The following steps provision Tanium Console access for all CMP local users.

  1. From the CMP menu, go to Administration.
  2. In the Local Users section, click Disabled to toggle Tanium Console Authentication to Enabled.
  3. In the dialog that appears, review the terms presented. If you agree, click Agree and then Enable.

    CMP configures local user access to Tanium Console and enables the Launch Console button in CMP.

  4. To test your access to Tanium Console, click Launch Console in the Main menu.

After the evaluation or demonstration is complete, disable local user access to Tanium Console.

Disable local user access to Tanium Console

  1. From the CMP menu, go to Administration.
  2. In the Local Users section, click Enabled to toggle Tanium Console Authentication to Disabled.

Subscribe to email notifications

You can sign up for email notifications that notify you when the following events occur:

  • A module license is about to expire
  • A module installation is scheduled
  • A module installation completes
  • A SCIM token is about to expire
  • Identity provider metadata file is about to expire

To sign up for email notifications:

  1. From the CMP menu, go to Environment > Environment Status.
  2. Click Subscribe (or Subscribed) and then follow the prompts to sign up for email notifications.

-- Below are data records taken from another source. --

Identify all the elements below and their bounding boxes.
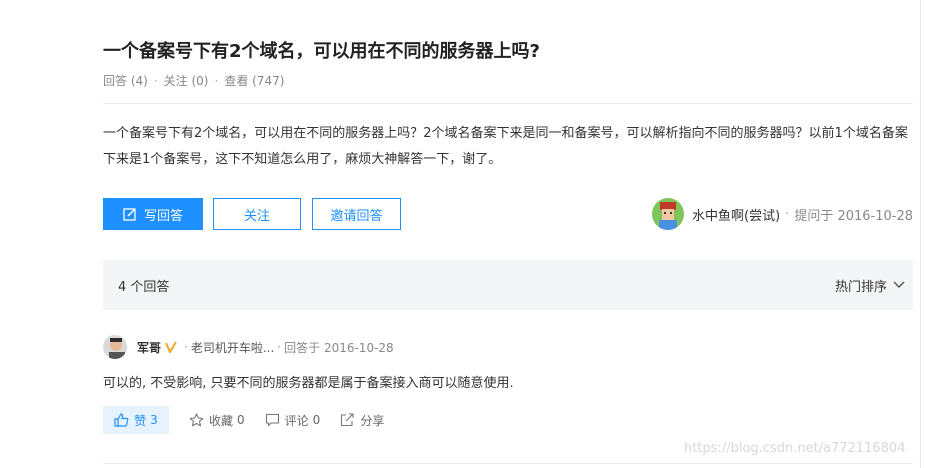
question-title: 一个备案号下有2个域名，可以用在不同的服务器上吗? [103, 41, 540, 62]
page-edge [920, 0, 921, 468]
sort-dropdown[interactable]: 热门排序 [835, 276, 905, 295]
comment-label: 评论 [284, 413, 309, 428]
watermark-text: https://blog.csdn.net/a772116804 [684, 441, 906, 456]
comment-button[interactable]: 评论 0 [265, 412, 321, 429]
views-count: 查看 (747) [224, 74, 285, 88]
write-answer-button[interactable]: 写回答 [103, 198, 203, 230]
answer-date: 回答于 2016-10-28 [284, 340, 394, 355]
answer-author-avatar[interactable] [103, 335, 127, 359]
question-meta: 回答 (4) · 关注 (0) · 查看 (747) [103, 74, 285, 88]
question-body: 一个备案号下有2个域名，可以用在不同的服务器上吗？2个域名备案下来是同一和备案号… [103, 126, 908, 167]
answer-actions: 赞 3 收藏 0 评论 0 分享 [103, 406, 404, 434]
follow-button[interactable]: 关注 [213, 198, 301, 230]
comment-icon [265, 413, 279, 427]
comment-count: 0 [312, 413, 321, 427]
asker-info: 水中鱼啊(尝试) · 提问于 2016-10-28 [652, 198, 913, 230]
asker-name[interactable]: 水中鱼啊(尝试) [692, 205, 780, 224]
answer-text: 可以的, 不受影响, 只要不同的服务器都是属于备案接入商可以随意使用. [103, 376, 514, 391]
chevron-down-icon [893, 281, 905, 288]
answer-header: 军哥 · 老司机开车啦... · 回答于 2016-10-28 [103, 335, 394, 359]
share-button[interactable]: 分享 [340, 412, 384, 429]
like-label: 赞 [134, 413, 147, 428]
star-icon [189, 413, 204, 427]
asked-date: 提问于 2016-10-28 [794, 208, 913, 224]
answers-header-bar: 4 个回答 热门排序 [103, 260, 913, 310]
answers-count: 4 个回答 [118, 279, 170, 295]
asker-avatar[interactable] [652, 198, 685, 230]
collect-count: 0 [237, 413, 245, 427]
verified-icon [165, 341, 177, 353]
thumbs-up-icon [114, 413, 129, 427]
sort-label: 热门排序 [834, 279, 887, 295]
answers-count-link[interactable]: 回答 (4) [103, 74, 148, 88]
divider [103, 463, 913, 464]
edit-icon [123, 208, 136, 221]
like-button[interactable]: 赞 3 [103, 406, 169, 434]
answer-author-bio: 老司机开车啦... [190, 340, 275, 355]
collect-button[interactable]: 收藏 0 [189, 412, 245, 429]
invite-answer-button[interactable]: 邀请回答 [312, 198, 401, 230]
write-answer-label: 写回答 [143, 208, 183, 224]
collect-label: 收藏 [209, 413, 234, 428]
follows-count-link[interactable]: 关注 (0) [164, 74, 209, 88]
share-label: 分享 [360, 413, 385, 428]
share-icon [341, 413, 354, 427]
answer-author-name[interactable]: 军哥 [137, 339, 161, 356]
divider [103, 103, 913, 104]
like-count: 3 [150, 413, 158, 427]
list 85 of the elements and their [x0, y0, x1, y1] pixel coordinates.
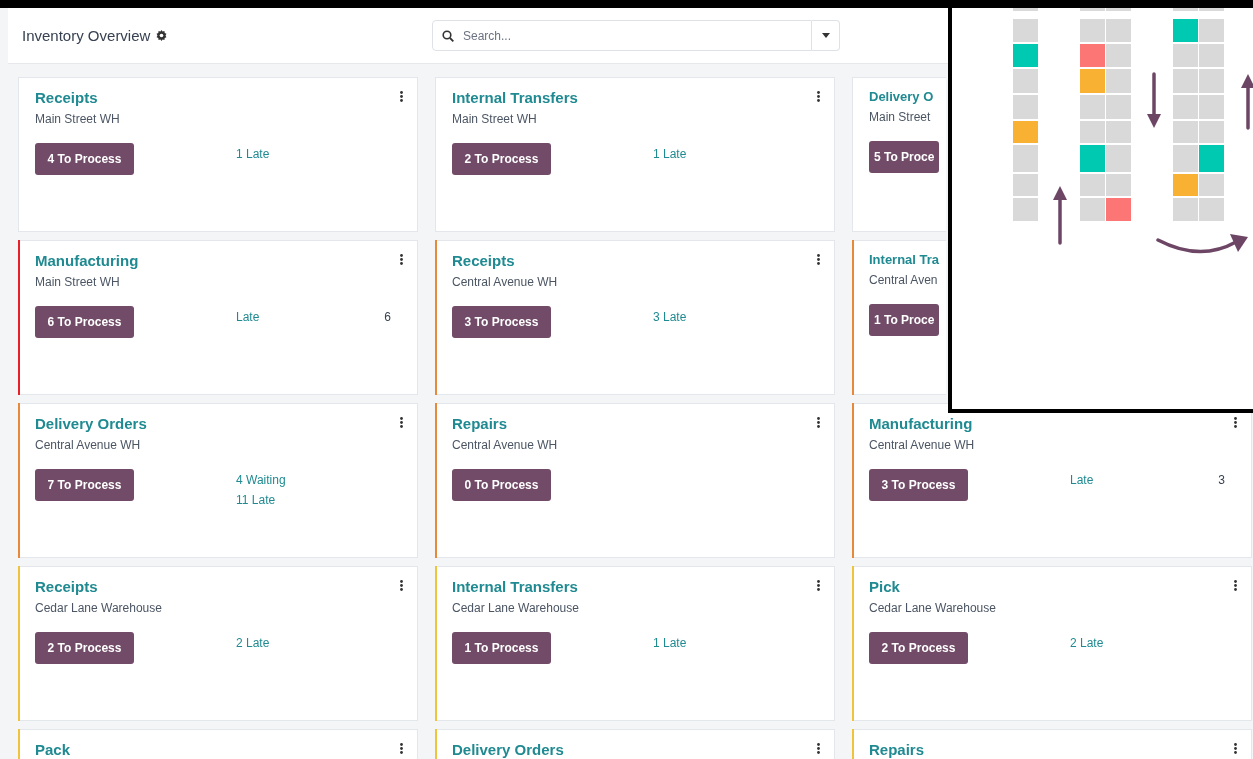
status-link[interactable]: 3 Late — [653, 310, 687, 324]
status-link[interactable]: 4 Waiting — [236, 473, 286, 487]
operation-card[interactable]: Repairs Central Avenue WH 0 To Process — [435, 403, 835, 558]
gear-icon[interactable] — [156, 30, 168, 41]
operation-card[interactable]: Receipts Main Street WH 4 To Process 1 Late — [18, 77, 418, 232]
to-process-button[interactable]: 2 To Process — [452, 143, 551, 175]
warehouse-name: Central Avenue WH — [869, 438, 976, 452]
to-process-button[interactable]: 4 To Process — [35, 143, 134, 175]
warehouse-name: Main Street WH — [35, 275, 121, 289]
warehouse-name: Main Street WH — [35, 112, 121, 126]
warehouse-name: Central Avenue WH — [452, 438, 559, 452]
status-link[interactable]: 11 Late — [236, 493, 276, 507]
card-title[interactable]: Receipts — [452, 252, 515, 269]
card-title[interactable]: Repairs — [452, 415, 508, 432]
more-options-icon[interactable] — [817, 743, 820, 754]
warehouse-name: Central Aven — [869, 273, 939, 287]
card-title[interactable]: Internal Transfers — [452, 578, 578, 595]
to-process-button[interactable]: 0 To Process — [452, 469, 551, 501]
to-process-button[interactable]: 3 To Process — [869, 469, 968, 501]
page-title: Inventory Overview — [22, 27, 151, 44]
card-title[interactable]: Receipts — [35, 578, 98, 595]
to-process-button[interactable]: 2 To Process — [869, 632, 968, 664]
more-options-icon[interactable] — [400, 580, 403, 591]
to-process-button[interactable]: 6 To Process — [35, 306, 134, 338]
caret-icon — [821, 33, 830, 38]
more-options-icon[interactable] — [1234, 417, 1237, 428]
to-process-button[interactable]: 2 To Process — [35, 632, 134, 664]
operation-card[interactable]: Repairs — [852, 729, 1252, 759]
operation-card[interactable]: Manufacturing Main Street WH 6 To Process Late 6 — [18, 240, 418, 395]
status-link[interactable]: Late — [236, 310, 260, 324]
card-title[interactable]: Pick — [869, 578, 900, 595]
more-options-icon[interactable] — [817, 580, 820, 591]
to-process-button[interactable]: 5 To Proce — [869, 141, 940, 173]
operation-card[interactable]: Internal Tra Central Aven 1 To Proce — [852, 240, 946, 395]
operation-card[interactable]: Delivery Orders — [435, 729, 835, 759]
to-process-button[interactable]: 1 To Process — [452, 632, 551, 664]
card-title[interactable]: Repairs — [869, 741, 925, 758]
warehouse-name: Central Avenue WH — [452, 275, 559, 289]
more-options-icon[interactable] — [400, 91, 403, 102]
operation-card[interactable]: Pick Cedar Lane Warehouse 2 To Process 2 Late — [852, 566, 1252, 721]
warehouse-name: Cedar Lane Warehouse — [869, 601, 997, 615]
card-title[interactable]: Delivery Orders — [35, 415, 147, 432]
warehouse-name: Cedar Lane Warehouse — [35, 601, 163, 615]
search-icon — [442, 30, 454, 42]
to-process-button[interactable]: 3 To Process — [452, 306, 551, 338]
to-process-button[interactable]: 1 To Proce — [869, 304, 940, 336]
operation-card[interactable]: Delivery O Main Street 5 To Proce — [852, 77, 946, 232]
search-field[interactable]: Search... — [432, 20, 812, 51]
operation-card[interactable]: Receipts Cedar Lane Warehouse 2 To Process 2 Late — [18, 566, 418, 721]
card-title[interactable]: Receipts — [35, 89, 98, 106]
card-title[interactable]: Delivery O — [869, 89, 934, 104]
more-options-icon[interactable] — [400, 254, 403, 265]
status-count: 3 — [1218, 473, 1225, 487]
warehouse-name: Main Street WH — [452, 112, 538, 126]
operation-card[interactable]: Receipts Central Avenue WH 3 To Process 3 Late — [435, 240, 835, 395]
status-link[interactable]: 2 Late — [1070, 636, 1104, 650]
status-link[interactable]: Late — [1070, 473, 1094, 487]
more-options-icon[interactable] — [817, 91, 820, 102]
card-title[interactable]: Pack — [35, 741, 71, 758]
status-link[interactable]: 1 Late — [653, 636, 687, 650]
card-title[interactable]: Internal Tra — [869, 252, 940, 267]
more-options-icon[interactable] — [400, 417, 403, 428]
warehouse-name: Main Street — [869, 110, 932, 124]
warehouse-name: Central Avenue WH — [35, 438, 142, 452]
card-title[interactable]: Manufacturing — [35, 252, 139, 269]
card-title[interactable]: Delivery Orders — [452, 741, 564, 758]
status-link[interactable]: 1 Late — [653, 147, 687, 161]
more-options-icon[interactable] — [400, 743, 403, 754]
more-options-icon[interactable] — [1234, 743, 1237, 754]
status-link[interactable]: 2 Late — [236, 636, 270, 650]
warehouse-name: Cedar Lane Warehouse — [452, 601, 580, 615]
search-options-button[interactable] — [812, 20, 840, 51]
more-options-icon[interactable] — [817, 417, 820, 428]
more-options-icon[interactable] — [817, 254, 820, 265]
status-count: 6 — [384, 310, 391, 324]
operation-card[interactable]: Manufacturing Central Avenue WH 3 To Process Late 3 — [852, 403, 1252, 558]
card-title[interactable]: Manufacturing — [869, 415, 973, 432]
operation-card[interactable]: Internal Transfers Main Street WH 2 To Process 1 Late — [435, 77, 835, 232]
card-title[interactable]: Internal Transfers — [452, 89, 578, 106]
status-link[interactable]: 1 Late — [236, 147, 270, 161]
to-process-button[interactable]: 7 To Process — [35, 469, 134, 501]
operation-card[interactable]: Delivery Orders Central Avenue WH 7 To Process 4 Waiting 11 Late — [18, 403, 418, 558]
operation-card[interactable]: Internal Transfers Cedar Lane Warehouse 1 To Process 1 Late — [435, 566, 835, 721]
operation-card[interactable]: Pack — [18, 729, 418, 759]
more-options-icon[interactable] — [1234, 580, 1237, 591]
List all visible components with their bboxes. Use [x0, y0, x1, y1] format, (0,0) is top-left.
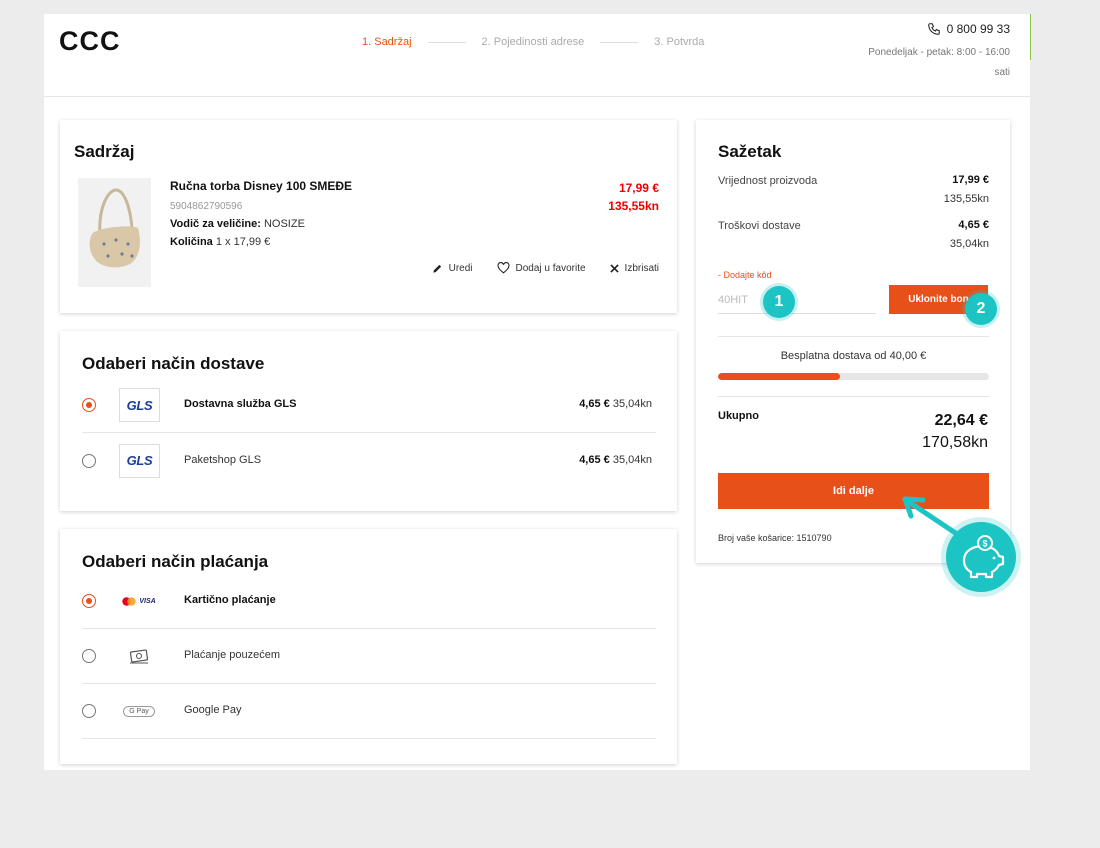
quantity-value: 1 x 17,99 €	[215, 236, 271, 248]
price-kn: 135,55kn	[608, 199, 659, 213]
payment-title: Odaberi način plaćanja	[82, 552, 269, 571]
free-shipping-progress	[718, 373, 989, 380]
discount-code-label[interactable]: - Dodajte kôd	[718, 270, 772, 280]
delivery-name: Dostavna služba GLS	[184, 398, 297, 410]
svg-text:$: $	[982, 539, 987, 549]
product-name[interactable]: Ručna torba Disney 100 SMEĐE	[170, 179, 352, 193]
heart-icon	[497, 262, 510, 274]
product-value-label: Vrijednost proizvoda	[718, 175, 818, 187]
quantity-label: Količina	[170, 236, 213, 248]
cart-content-card: Sadržaj Ručna torba Disney 100 SMEĐE 590…	[60, 120, 677, 313]
phone-row[interactable]: 0 800 99 33	[860, 22, 1010, 36]
delete-button[interactable]: Izbrisati	[609, 262, 659, 274]
product-value: 17,99 €135,55kn	[943, 174, 989, 205]
checkout-page: CCC 1. Sadržaj 2. Pojedinosti adrese 3. …	[44, 14, 1030, 770]
total-kn: 170,58kn	[922, 434, 988, 451]
payment-radio-googlepay[interactable]	[82, 704, 96, 718]
payment-option-googlepay[interactable]: G Pay Google Pay	[82, 684, 656, 739]
gls-logo: GLS	[119, 388, 160, 422]
product-size: Vodič za veličine: NOSIZE	[170, 218, 352, 230]
total-eur: 22,64 €	[934, 412, 988, 429]
phone-number: 0 800 99 33	[946, 22, 1010, 36]
progress-fill	[718, 373, 840, 380]
total-value: 22,64 € 170,58kn	[922, 410, 988, 454]
payment-name: Kartično plaćanje	[184, 594, 276, 606]
product-image[interactable]	[78, 178, 151, 287]
step-divider	[427, 41, 466, 43]
product-info: Ručna torba Disney 100 SMEĐE 59048627905…	[170, 179, 352, 248]
product-actions: Uredi Dodaj u favorite Izbrisati	[408, 262, 659, 274]
payment-name: Google Pay	[184, 704, 242, 716]
delivery-option-gls[interactable]: GLS Dostavna služba GLS 4,65 € 35,04kn	[82, 378, 656, 433]
cart-number: Broj vaše košarice: 1510790	[718, 533, 832, 543]
size-label: Vodič za veličine:	[170, 218, 261, 230]
edit-label: Uredi	[448, 262, 473, 274]
shipping-value: 4,65 €35,04kn	[949, 219, 989, 250]
divider	[718, 336, 989, 337]
header: CCC 1. Sadržaj 2. Pojedinosti adrese 3. …	[44, 14, 1030, 97]
delivery-title: Odaberi način dostave	[82, 354, 265, 373]
summary-title: Sažetak	[718, 142, 782, 161]
size-value: NOSIZE	[263, 218, 305, 230]
product-sku: 5904862790596	[170, 201, 243, 212]
content-title: Sadržaj	[74, 142, 135, 161]
free-shipping-text: Besplatna dostava od 40,00 €	[780, 350, 927, 362]
favorite-label: Dodaj u favorite	[515, 262, 586, 274]
payment-option-card[interactable]: VISA Kartično plaćanje	[82, 574, 656, 629]
edge-accent	[1030, 14, 1031, 60]
gls-logo: GLS	[119, 443, 160, 478]
delivery-method-card: Odaberi način dostave GLS Dostavna služb…	[60, 331, 677, 511]
delete-label: Izbrisati	[624, 262, 659, 274]
delivery-radio-gls[interactable]	[82, 398, 96, 412]
payment-radio-card[interactable]	[82, 594, 96, 608]
add-to-favorites-button[interactable]: Dodaj u favorite	[497, 262, 586, 274]
price-eur: 17,99 €	[618, 181, 659, 195]
delivery-option-paketshop[interactable]: GLS Paketshop GLS 4,65 € 35,04kn	[82, 433, 656, 488]
phone-icon	[927, 23, 940, 35]
pencil-icon	[432, 263, 443, 274]
edit-button[interactable]: Uredi	[432, 262, 473, 274]
step-badge-2: 2	[965, 293, 997, 325]
ccc-logo[interactable]: CCC	[59, 26, 121, 57]
close-icon	[609, 263, 619, 273]
contact-info: 0 800 99 33 Ponedeljak - petak: 8:00 - 1…	[860, 22, 1010, 83]
step-badge-1: 1	[763, 286, 795, 318]
delivery-price: 4,65 € 35,04kn	[579, 398, 652, 410]
product-quantity: Količina 1 x 17,99 €	[170, 236, 352, 248]
discount-code-input[interactable]	[718, 287, 876, 314]
payment-name: Plaćanje pouzećem	[184, 649, 281, 661]
delivery-price: 4,65 € 35,04kn	[579, 453, 652, 466]
handbag-image	[89, 188, 140, 268]
cash-icon	[119, 647, 159, 665]
step-divider	[600, 41, 639, 43]
payment-option-cod[interactable]: Plaćanje pouzećem	[82, 629, 656, 684]
delivery-radio-paketshop[interactable]	[82, 453, 96, 468]
google-pay-icon: G Pay	[119, 702, 159, 720]
mastercard-visa-icon: VISA	[119, 592, 159, 610]
working-hours: Ponedeljak - petak: 8:00 - 16:00 sati	[868, 47, 1010, 78]
product-price: 17,99 € 135,55kn	[608, 179, 659, 215]
piggy-bank-icon: $	[946, 522, 1016, 592]
step-content[interactable]: 1. Sadržaj	[362, 36, 412, 48]
total-label: Ukupno	[718, 410, 759, 422]
shipping-label: Troškovi dostave	[718, 220, 801, 232]
payment-method-card: Odaberi način plaćanja VISA Kartično pla…	[60, 529, 677, 764]
checkout-steps: 1. Sadržaj 2. Pojedinosti adrese 3. Potv…	[362, 36, 704, 48]
delivery-name: Paketshop GLS	[184, 453, 262, 466]
step-address: 2. Pojedinosti adrese	[481, 36, 585, 48]
step-confirm: 3. Potvrda	[654, 36, 705, 48]
divider	[718, 396, 989, 397]
payment-radio-cod[interactable]	[82, 649, 96, 663]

    By default, the primary administrative email account is automatically signed up for email notifications.

Reset your CMP administrator or local user password

You can reset the password for the CMP primary administrator or a CMP local user if the password expires, you forgot the password, or you want to change the password for any other reason.

You cannot reset a password in CMP for a single sign-on (SSO) account provided by an identity provider. The process to change or reset your SSO password is determined by your identity provider.

By default, passwords for the primary administrator and local users expire every 60 days.

  1. From the CMP access link, click Sign in with a local user and then click Reset Password.
  2. Enter your email address and click Reset Password.
  3. Check your email for the verification code, enter it, and click Confirm.
  4. Check your email again for the one-time temporary password and sign in with it.
  5. Create a new password and click Next.

After you change your password, CMP signs you out of all sessions within five minutes. Use your new password to sign in.

If you enter the verification code or temporary password incorrectly five times within the last 24 hours, your account is locked. Reset your CMP administrator or local user password again to restart the process. Additionally, you cannot request to reset your password more than five times within the last 24 hours. In this case, you must wait to Reset your CMP administrator or local user password again.

Change primary administrator account

To change your designated primary administrator email address, contact Tanium Support.

For more troubleshooting information, see Tanium Console User Guide: Troubleshooting.